Premium detailing measures up to the class standard 

Slowing down enough to take a good look around, the cabin is nicely finished with the types of materials and details expected in the premium class. Most everything above the waist is finished in high-quality synthetics, with the soft-touch door uppers extending down to the midway point before making way for even plusher stitched leatherette, while the armrests are plenty nice too. 


 

Likewise, the rear quarters are finished to the same high level as those up front, with each window seat carved out like an individual bucket for extra lateral support. As expected, a sizeable armrest folds down from centre, integrating dual cupholders.
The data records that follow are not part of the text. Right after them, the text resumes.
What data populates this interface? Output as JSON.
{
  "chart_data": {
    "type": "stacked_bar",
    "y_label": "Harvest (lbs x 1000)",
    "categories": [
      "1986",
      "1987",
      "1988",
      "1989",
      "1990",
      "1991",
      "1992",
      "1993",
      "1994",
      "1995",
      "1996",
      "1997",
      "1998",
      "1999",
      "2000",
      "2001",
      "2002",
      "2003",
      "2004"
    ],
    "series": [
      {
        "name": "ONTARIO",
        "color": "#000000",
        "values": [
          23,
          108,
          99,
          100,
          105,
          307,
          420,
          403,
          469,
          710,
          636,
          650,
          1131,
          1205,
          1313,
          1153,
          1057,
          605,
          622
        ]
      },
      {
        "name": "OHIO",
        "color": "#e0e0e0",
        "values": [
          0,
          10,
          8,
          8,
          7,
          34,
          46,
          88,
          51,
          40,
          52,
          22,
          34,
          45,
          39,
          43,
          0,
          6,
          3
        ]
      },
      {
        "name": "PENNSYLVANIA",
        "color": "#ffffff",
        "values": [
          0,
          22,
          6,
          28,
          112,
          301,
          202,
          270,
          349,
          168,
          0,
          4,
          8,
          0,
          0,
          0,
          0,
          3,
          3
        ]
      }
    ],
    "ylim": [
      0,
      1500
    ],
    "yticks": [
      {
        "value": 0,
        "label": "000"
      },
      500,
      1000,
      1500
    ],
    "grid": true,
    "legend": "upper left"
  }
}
As for roominess, I had about five inches ahead of my knees and plenty of space for my feet when sitting behind the driver's seat, which was positioned for my five-foot-eight medium-build frame, plus ample room for my shoulders and hips, while the two inches remaining above my head makes the ILX more accommodating than both of its closest four-door rivals. 


 

Great year-end discounts available now 

The ILX remains very competitive in its entry-level luxury class, especially when factoring in pricing. On that note, the deals are even better this time of year. I admit it's a bit late for a 2017 model year road test, but there are still plenty available with deep discounts of $3,500 when financing or leasing and $4,500 when paying cash for Premium, Tech and A-Spec trims, plus there's no notable difference between this 2017 and the 2018 model that's already on sale, so why not sock away the savings? I'd recommend acting fast if you want to take advantage.